Un blocage aux conséquences multiples
Depuis plusieurs jours, les consommateurs européens se heurtent à une limitation inédite : le nouveau Siri, doté de capacités améliorées par l'intelligence artificielle, n'est pas disponible sur le continent. Apple a confirmé que cette version de son assistant vocal ne serait pas déployée dans l'Union européenne, invoquant des incertitudes juridiques liées au cadre réglementaire en vigueur.
L'entreprise californienne estime que les exigences imposées par le droit européen, notamment en matière de sécurité des produits et de concurrence, rendent impossible la commercialisation de cette fonctionnalité sans risquer des poursuites. Cette position a déclenché une réaction immédiate des autorités communautaires.
Bruxelles contre-attaque
La Commission européenne a rapidement répliqué en adressant un courrier officiel à Apple, dans lequel elle conteste l'argumentation avancée. Selon des sources proches du dossier, les services de Margrethe Vestager, commissaire à la concurrence, estiment que le refus de déployer Siri IA en Europe constitue une entrave à la concurrence et une atteinte aux droits des consommateurs.
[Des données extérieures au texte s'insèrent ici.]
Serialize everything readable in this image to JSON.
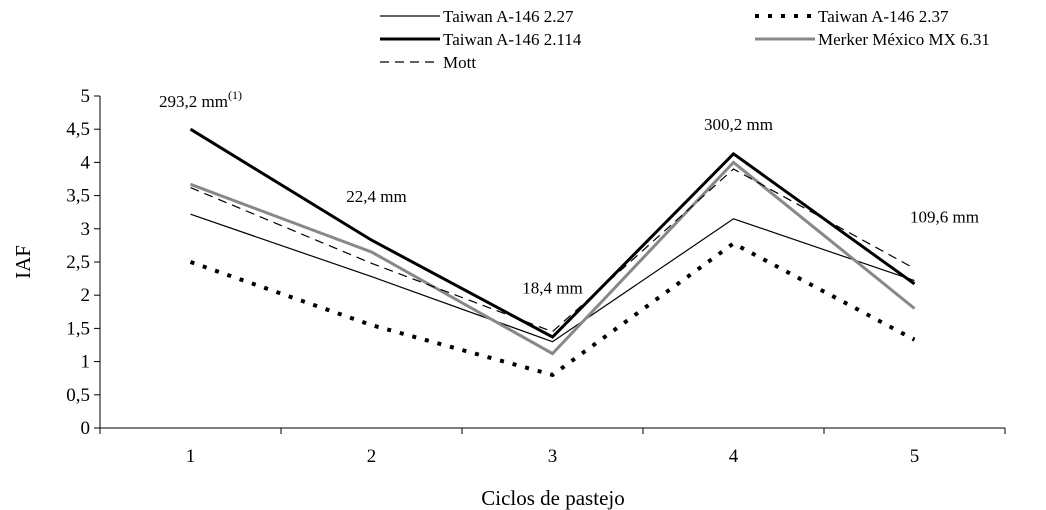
{
  "chart_data": {
    "type": "line",
    "xlabel": "Ciclos de pastejo",
    "ylabel": "IAF",
    "categories": [
      "1",
      "2",
      "3",
      "4",
      "5"
    ],
    "ylim": [
      0,
      5
    ],
    "yticks": [
      "0",
      "0,5",
      "1",
      "1,5",
      "2",
      "2,5",
      "3",
      "3,5",
      "4",
      "4,5",
      "5"
    ],
    "grid": false,
    "legend_position": "top",
    "series": [
      {
        "name": "Taiwan A-146 2.27",
        "values": [
          3.22,
          2.28,
          1.3,
          3.15,
          2.22
        ],
        "color": "#000000",
        "style": "thin-solid"
      },
      {
        "name": "Taiwan A-146 2.37",
        "values": [
          2.5,
          1.55,
          0.8,
          2.78,
          1.33
        ],
        "color": "#000000",
        "style": "dotted"
      },
      {
        "name": "Taiwan A-146 2.114",
        "values": [
          4.5,
          2.83,
          1.37,
          4.13,
          2.17
        ],
        "color": "#000000",
        "style": "thick-solid"
      },
      {
        "name": "Merker México MX 6.31",
        "values": [
          3.67,
          2.65,
          1.12,
          4.0,
          1.8
        ],
        "color": "#888888",
        "style": "gray-solid"
      },
      {
        "name": "Mott",
        "values": [
          3.62,
          2.48,
          1.45,
          3.9,
          2.4
        ],
        "color": "#000000",
        "style": "dashed"
      }
    ],
    "annotations": [
      {
        "category": "1",
        "text": "293,2 mm",
        "superscript": "(1)"
      },
      {
        "category": "2",
        "text": "22,4 mm",
        "superscript": ""
      },
      {
        "category": "3",
        "text": "18,4 mm",
        "superscript": ""
      },
      {
        "category": "4",
        "text": "300,2 mm",
        "superscript": ""
      },
      {
        "category": "5",
        "text": "109,6 mm",
        "superscript": ""
      }
    ]
  }
}
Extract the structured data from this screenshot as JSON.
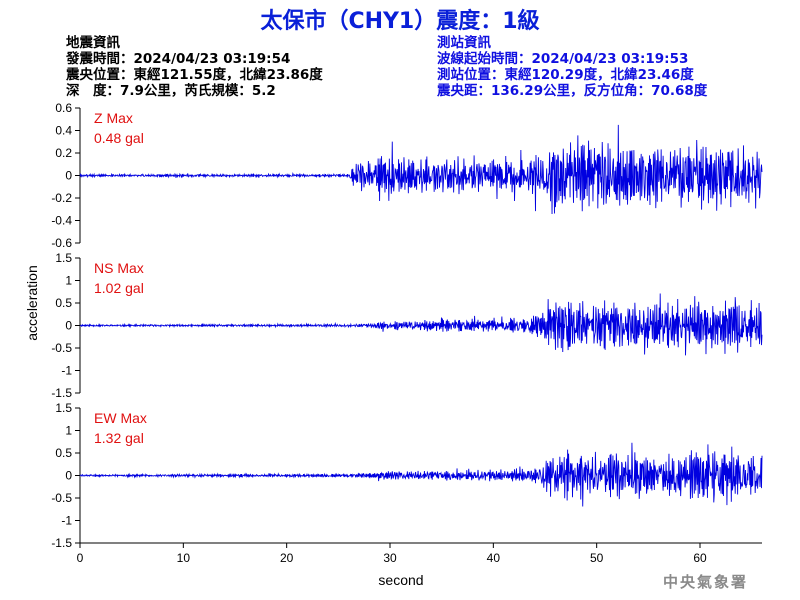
{
  "title": "太保市（CHY1）震度：1級",
  "quake_info": {
    "heading": "地震資訊",
    "time": "發震時間：2024/04/23 03:19:54",
    "location": "震央位置：東經121.55度，北緯23.86度",
    "depth_magnitude": "深　度：7.9公里，芮氏規模：5.2"
  },
  "station_info": {
    "heading": "測站資訊",
    "onset": "波線起始時間：2024/04/23 03:19:53",
    "location": "測站位置：東經120.29度，北緯23.46度",
    "distance": "震央距：136.29公里，反方位角：70.68度"
  },
  "credit": "中央氣象署",
  "chart_data": {
    "type": "line",
    "xlabel": "second",
    "ylabel": "acceleration",
    "xlim": [
      0,
      66
    ],
    "x_ticks": [
      0,
      10,
      20,
      30,
      40,
      50,
      60
    ],
    "series_color": "#0000e0",
    "panels": [
      {
        "name": "Z",
        "max_label": "Z Max",
        "max_value": "0.48 gal",
        "ylim": [
          -0.6,
          0.6
        ],
        "y_ticks": [
          0.6,
          0.4,
          0.2,
          0,
          -0.2,
          -0.4,
          -0.6
        ],
        "y_tick_labels": [
          "0.6",
          "0.4",
          "0.2",
          "0",
          "-0.2",
          "-0.4",
          "-0.6"
        ],
        "envelope": [
          [
            0,
            0.012
          ],
          [
            26,
            0.012
          ],
          [
            26.5,
            0.1
          ],
          [
            30,
            0.18
          ],
          [
            40,
            0.15
          ],
          [
            44,
            0.18
          ],
          [
            46,
            0.32
          ],
          [
            50,
            0.3
          ],
          [
            56,
            0.28
          ],
          [
            62,
            0.3
          ],
          [
            66,
            0.26
          ]
        ],
        "noise_seed": 3
      },
      {
        "name": "NS",
        "max_label": "NS Max",
        "max_value": "1.02 gal",
        "ylim": [
          -1.5,
          1.5
        ],
        "y_ticks": [
          1.5,
          1,
          0.5,
          0,
          -0.5,
          -1,
          -1.5
        ],
        "y_tick_labels": [
          "1.5",
          "1",
          "0.5",
          "0",
          "-0.5",
          "-1",
          "-1.5"
        ],
        "envelope": [
          [
            0,
            0.02
          ],
          [
            27,
            0.03
          ],
          [
            30,
            0.1
          ],
          [
            40,
            0.15
          ],
          [
            44,
            0.2
          ],
          [
            46,
            0.6
          ],
          [
            50,
            0.5
          ],
          [
            56,
            0.45
          ],
          [
            62,
            0.55
          ],
          [
            66,
            0.5
          ]
        ],
        "noise_seed": 11
      },
      {
        "name": "EW",
        "max_label": "EW Max",
        "max_value": "1.32 gal",
        "ylim": [
          -1.5,
          1.5
        ],
        "y_ticks": [
          1.5,
          1,
          0.5,
          0,
          -0.5,
          -1,
          -1.5
        ],
        "y_tick_labels": [
          "1.5",
          "1",
          "0.5",
          "0",
          "-0.5",
          "-1",
          "-1.5"
        ],
        "envelope": [
          [
            0,
            0.02
          ],
          [
            27,
            0.04
          ],
          [
            30,
            0.1
          ],
          [
            40,
            0.12
          ],
          [
            44,
            0.18
          ],
          [
            46,
            0.55
          ],
          [
            50,
            0.5
          ],
          [
            56,
            0.45
          ],
          [
            62,
            0.6
          ],
          [
            66,
            0.5
          ]
        ],
        "noise_seed": 29
      }
    ]
  }
}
Bruxelles souligne que la législation européenne n'interdit pas le lancement de tels services, mais encadre leur fonctionnement pour garantir la protection des données et la loyauté des pratiques commerciales. La Commission considère que la décision d'Apple relève davantage d'un choix stratégique que d'une contrainte réglementaire.
Les arguments d'Apple
De son côté, Apple maintient que les conditions posées par l'Union européenne sont trop floues ou trop contraignantes pour permettre un déploiement serein de son assistant enrichi. L'entreprise redoute notamment des litiges liés au traitement des données personnelles, domaine où le règlement général sur la protection des données (RGPD) impose des standards élevés.
La firme à la pomme affirme également que les règles sur l'interopérabilité et l'accès aux fonctionnalités des plateformes, prévues par le Digital Markets Act (DMA), pourraient l'obliger à ouvrir Siri à des concurrents, ce qu'elle juge incompatible avec la protection de ses innovations.
Un précédent qui inquiète
Ce conflit s'inscrit dans une série de tensions entre les géants américains de la tech et les régulateurs européens. Apple avait déjà retardé le lancement de certaines fonctionnalités d'intelligence artificielle sur ses appareils dans l'Union, invoquant des motifs similaires. Cette nouvelle escalade suscite des interrogations sur la capacité de l'Europe à attirer les innovations technologiques tout en maintenant un cadre protecteur pour les citoyens.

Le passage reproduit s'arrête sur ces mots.